Similarly, Sean Paul’s set left a lot to be desired, with many commenting after the show that the dancehall star’s set lacked the quality and excitement that would be expected from an artist of his calibre.

However, hip-hop hero Busta Rhymes whipped the crowd into a frenzy, along with his longtime collaborative partner and hype man Spliff Star. (Respect to Busta – he doesn’t go anywhere without Spliff!) Though not a reggae star, Busta went down a storm performing hits Pass the Courvoisier, Make It Clap, Touch It and Break Ya Neck, which had the audience cheering and dancing throughout the arena.

An overrun of the previous performers meant that the night’s headline act didn’t get as long on stage as he should have.

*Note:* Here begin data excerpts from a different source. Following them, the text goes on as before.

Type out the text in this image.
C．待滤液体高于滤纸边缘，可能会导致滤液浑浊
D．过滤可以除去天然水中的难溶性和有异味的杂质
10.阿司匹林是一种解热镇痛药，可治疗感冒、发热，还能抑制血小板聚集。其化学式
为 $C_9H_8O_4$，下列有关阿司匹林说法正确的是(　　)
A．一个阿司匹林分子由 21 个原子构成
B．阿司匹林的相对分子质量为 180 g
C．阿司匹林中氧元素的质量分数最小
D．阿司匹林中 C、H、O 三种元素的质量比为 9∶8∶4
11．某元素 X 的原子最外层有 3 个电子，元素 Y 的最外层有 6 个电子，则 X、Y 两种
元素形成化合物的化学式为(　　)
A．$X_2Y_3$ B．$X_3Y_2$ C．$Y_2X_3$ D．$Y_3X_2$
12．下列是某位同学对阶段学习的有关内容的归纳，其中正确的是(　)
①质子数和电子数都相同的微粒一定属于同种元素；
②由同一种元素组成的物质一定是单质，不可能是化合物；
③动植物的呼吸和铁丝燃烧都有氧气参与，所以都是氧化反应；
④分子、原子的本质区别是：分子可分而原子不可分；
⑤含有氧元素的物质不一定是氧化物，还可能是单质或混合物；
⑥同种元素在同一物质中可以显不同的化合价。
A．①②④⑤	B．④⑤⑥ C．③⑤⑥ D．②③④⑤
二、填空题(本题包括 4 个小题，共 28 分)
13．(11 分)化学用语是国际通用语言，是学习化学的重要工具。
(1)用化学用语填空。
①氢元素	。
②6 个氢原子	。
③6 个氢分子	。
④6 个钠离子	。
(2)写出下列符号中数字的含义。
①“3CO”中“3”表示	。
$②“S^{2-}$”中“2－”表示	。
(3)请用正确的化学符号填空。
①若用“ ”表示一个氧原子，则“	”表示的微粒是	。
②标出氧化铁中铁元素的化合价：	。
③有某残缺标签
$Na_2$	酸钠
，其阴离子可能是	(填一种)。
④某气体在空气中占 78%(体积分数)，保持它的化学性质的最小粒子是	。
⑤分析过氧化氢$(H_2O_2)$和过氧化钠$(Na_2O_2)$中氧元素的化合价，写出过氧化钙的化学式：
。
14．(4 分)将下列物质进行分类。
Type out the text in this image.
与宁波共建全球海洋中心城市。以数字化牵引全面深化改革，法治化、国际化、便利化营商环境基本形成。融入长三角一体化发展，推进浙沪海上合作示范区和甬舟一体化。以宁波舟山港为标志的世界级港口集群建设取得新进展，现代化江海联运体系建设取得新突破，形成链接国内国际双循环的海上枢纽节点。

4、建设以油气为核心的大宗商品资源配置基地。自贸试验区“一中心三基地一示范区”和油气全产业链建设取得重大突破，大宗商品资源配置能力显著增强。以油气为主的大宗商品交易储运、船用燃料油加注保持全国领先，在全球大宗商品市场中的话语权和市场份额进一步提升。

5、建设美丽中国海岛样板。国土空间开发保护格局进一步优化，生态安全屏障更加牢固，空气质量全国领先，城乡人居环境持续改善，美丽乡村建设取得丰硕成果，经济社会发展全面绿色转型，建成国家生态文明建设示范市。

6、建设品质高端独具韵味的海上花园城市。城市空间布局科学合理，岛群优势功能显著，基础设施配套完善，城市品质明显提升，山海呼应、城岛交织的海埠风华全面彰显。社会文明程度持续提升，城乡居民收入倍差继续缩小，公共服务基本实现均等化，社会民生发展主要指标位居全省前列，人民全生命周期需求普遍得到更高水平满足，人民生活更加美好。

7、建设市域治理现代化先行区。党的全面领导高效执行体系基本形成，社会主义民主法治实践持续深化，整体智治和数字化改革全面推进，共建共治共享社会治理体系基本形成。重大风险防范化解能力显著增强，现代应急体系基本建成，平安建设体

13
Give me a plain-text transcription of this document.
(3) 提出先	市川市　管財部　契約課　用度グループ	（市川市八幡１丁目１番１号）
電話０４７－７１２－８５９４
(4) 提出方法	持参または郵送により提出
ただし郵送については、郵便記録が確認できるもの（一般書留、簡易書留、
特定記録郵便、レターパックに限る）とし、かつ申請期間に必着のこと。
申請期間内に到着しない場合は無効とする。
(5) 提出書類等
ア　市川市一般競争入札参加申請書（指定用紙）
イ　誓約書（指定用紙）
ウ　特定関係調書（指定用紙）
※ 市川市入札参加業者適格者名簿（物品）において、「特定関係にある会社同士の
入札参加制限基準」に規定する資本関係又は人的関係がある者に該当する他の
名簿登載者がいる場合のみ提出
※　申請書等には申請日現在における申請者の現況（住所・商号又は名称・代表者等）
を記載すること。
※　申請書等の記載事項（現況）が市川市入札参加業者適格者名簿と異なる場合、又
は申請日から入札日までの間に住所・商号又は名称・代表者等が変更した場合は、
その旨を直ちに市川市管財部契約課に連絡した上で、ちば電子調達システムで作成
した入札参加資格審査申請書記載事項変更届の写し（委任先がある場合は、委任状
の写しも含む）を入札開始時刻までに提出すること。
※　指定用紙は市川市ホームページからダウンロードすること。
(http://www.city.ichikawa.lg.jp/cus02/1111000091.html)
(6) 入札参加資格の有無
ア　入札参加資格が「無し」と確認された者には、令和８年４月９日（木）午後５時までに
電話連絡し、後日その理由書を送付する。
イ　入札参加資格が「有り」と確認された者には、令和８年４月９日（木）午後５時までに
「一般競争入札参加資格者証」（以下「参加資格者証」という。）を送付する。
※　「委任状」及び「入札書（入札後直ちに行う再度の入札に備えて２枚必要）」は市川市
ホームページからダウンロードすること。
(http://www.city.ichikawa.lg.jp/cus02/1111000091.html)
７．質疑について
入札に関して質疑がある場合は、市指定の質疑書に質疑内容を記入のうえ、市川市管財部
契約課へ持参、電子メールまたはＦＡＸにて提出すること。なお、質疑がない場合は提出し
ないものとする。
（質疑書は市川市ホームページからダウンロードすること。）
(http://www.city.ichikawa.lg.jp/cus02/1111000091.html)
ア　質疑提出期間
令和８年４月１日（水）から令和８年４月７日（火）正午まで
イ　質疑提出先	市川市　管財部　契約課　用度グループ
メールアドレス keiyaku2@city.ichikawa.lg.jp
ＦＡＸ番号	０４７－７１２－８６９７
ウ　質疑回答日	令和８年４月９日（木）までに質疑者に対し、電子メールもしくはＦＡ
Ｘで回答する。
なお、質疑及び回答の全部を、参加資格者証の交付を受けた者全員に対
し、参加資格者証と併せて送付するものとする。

Still, having found myself in Shaggy’s camp ahead of his show, he and his team remained professional as they psyched themselves up for what was to be a fantastic performance.

Running through hits including Angel, Bonafide Girl and old school dancehall favourite Big Up (how I skanked to that one whilst watching from side of stage), Shaggy delivered an impressive, albeit short set.

Big up also to Reggae Reggae sauce entrepreneur Levi Roots, who, despite his fame and fortune (posters for his various food and drink products could be seen in the media room and throughout the arena) was personally dishing up and serving plates of jerk chicken/fish and rice and peas to those of us in the hospitality room. (Yes, I found myself all over the place that day!) A millionaire who remains humble – hugely admirable.

Despite a couple of disappointments, the One Love Peace Festival was, overall, a very good show that marked a great triumph for reggae music.